Policies on Usage of Research Group Provided Data Space

  1. Jobs should avoid doing extensive I/O to/from /data/... volumes as NFS performance will degrade affecting both your jobs and other users of the system. Please look into using lustre or the locally attached scratch space(/tmp) if at all possible; contact DCS if you need assistance with that.
  2. You should still delete or move off the HPCC any files which are no longer needed or used, so as not to adversely impact other users of your research group.
  3. Files are not backed up.
WARNING
The research group provided data stores are NOT backed up by DIT.

Policies on Usage of Locally Attached Scratch Space

  1. Please have your jobs use locally attached scratch space (/tmp) wherever it is feasible. This generally offers the best disk I/O performance. Contact DCS if you have questions or need assistance with that.
  2. Files in locally attached scratch space are not backed up.
  3. Files in locally attached scratch space are deleted upon termination of the job.
  4. Although all files in /tmp that belong to you will be deleted when you no longer have any jobs running on the node, it is good practice to delete files yourself at the end of the job where possible. Especially if you run many small jobs that can share a node; as otherwise it can take some time for the automatic deletion to occur and that can reduce the available space in /tmp for other jobs.
WARNING
Any files you own under /tmp on a compute node will be deleted once the last job of yours running on the node terminates (i.e. when you no longer have any jobs running on the node).

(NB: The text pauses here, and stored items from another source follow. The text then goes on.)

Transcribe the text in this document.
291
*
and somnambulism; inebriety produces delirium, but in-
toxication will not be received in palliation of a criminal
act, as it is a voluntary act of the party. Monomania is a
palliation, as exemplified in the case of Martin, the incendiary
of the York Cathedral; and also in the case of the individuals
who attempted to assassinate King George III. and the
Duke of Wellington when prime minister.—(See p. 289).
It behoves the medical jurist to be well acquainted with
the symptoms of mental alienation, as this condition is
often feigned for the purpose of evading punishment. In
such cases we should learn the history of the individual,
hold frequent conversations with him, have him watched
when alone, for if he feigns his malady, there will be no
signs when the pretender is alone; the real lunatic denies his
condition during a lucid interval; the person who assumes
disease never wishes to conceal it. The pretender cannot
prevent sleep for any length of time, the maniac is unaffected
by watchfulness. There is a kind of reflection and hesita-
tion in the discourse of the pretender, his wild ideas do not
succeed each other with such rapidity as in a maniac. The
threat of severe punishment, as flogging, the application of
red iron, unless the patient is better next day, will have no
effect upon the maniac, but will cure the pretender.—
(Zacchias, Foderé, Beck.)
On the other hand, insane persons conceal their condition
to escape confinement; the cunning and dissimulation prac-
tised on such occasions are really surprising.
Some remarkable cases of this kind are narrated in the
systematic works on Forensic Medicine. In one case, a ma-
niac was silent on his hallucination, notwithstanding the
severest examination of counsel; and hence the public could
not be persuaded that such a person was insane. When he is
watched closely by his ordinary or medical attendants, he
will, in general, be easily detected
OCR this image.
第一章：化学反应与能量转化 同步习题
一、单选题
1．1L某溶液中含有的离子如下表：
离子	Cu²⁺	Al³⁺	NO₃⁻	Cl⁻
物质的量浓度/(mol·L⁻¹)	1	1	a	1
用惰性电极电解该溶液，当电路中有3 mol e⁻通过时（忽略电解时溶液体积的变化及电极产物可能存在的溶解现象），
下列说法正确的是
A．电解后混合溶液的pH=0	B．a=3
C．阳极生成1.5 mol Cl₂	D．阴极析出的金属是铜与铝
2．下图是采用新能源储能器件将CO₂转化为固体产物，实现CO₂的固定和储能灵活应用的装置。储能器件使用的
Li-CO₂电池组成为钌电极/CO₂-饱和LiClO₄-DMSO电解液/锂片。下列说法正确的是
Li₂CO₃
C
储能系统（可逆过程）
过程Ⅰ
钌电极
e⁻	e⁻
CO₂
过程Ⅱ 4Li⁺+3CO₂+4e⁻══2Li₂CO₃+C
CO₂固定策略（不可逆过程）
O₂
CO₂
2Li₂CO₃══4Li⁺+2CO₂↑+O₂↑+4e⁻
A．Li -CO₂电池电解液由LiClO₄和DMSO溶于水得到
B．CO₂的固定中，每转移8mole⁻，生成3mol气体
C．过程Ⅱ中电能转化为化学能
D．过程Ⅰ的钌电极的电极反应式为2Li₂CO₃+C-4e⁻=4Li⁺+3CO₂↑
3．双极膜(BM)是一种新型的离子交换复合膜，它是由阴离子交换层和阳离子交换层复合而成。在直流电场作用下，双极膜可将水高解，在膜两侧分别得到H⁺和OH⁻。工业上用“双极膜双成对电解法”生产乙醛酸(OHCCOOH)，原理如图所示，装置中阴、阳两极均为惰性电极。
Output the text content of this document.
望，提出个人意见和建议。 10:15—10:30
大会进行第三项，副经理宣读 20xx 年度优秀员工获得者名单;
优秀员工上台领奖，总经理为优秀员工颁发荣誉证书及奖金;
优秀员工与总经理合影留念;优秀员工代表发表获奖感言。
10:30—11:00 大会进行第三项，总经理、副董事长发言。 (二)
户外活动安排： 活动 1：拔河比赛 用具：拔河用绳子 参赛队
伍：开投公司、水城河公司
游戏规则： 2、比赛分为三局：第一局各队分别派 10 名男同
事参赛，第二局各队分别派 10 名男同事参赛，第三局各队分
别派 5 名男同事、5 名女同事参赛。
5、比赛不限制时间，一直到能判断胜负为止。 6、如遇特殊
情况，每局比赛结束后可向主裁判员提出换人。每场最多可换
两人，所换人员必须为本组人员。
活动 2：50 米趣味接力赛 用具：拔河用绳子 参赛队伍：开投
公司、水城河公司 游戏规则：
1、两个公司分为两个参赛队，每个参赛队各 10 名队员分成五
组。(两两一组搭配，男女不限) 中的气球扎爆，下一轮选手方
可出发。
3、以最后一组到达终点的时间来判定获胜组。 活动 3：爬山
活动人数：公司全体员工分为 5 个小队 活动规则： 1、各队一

DIT-provided longer term storage

  1. The /data/dt-archiveN volumes and Google's G drive are the ONLY DIT-provided storage where it is permissible to store files and data not associated with active research on the cluster. It can be used to archive data e.g. that needs to be kept for a while after a paper is published.
  2. The /data/dt-archiveN volumes are only available from the login nodes of the original Deepthought cluster. They are NOT available from the compute nodes.
  3. Do not use this storage for active jobs.
  4. These volumes are NOT backed up.
  5. Google's G drive storage is NOT on campus, and as such there may be restrictions on what types of data is allowed to be stored there (from a security perspective). Please see the Google drive service catalog entry for more information regarding this.
  6. WARNING
    The /data/dt-archiveN volumes are NOT backed up.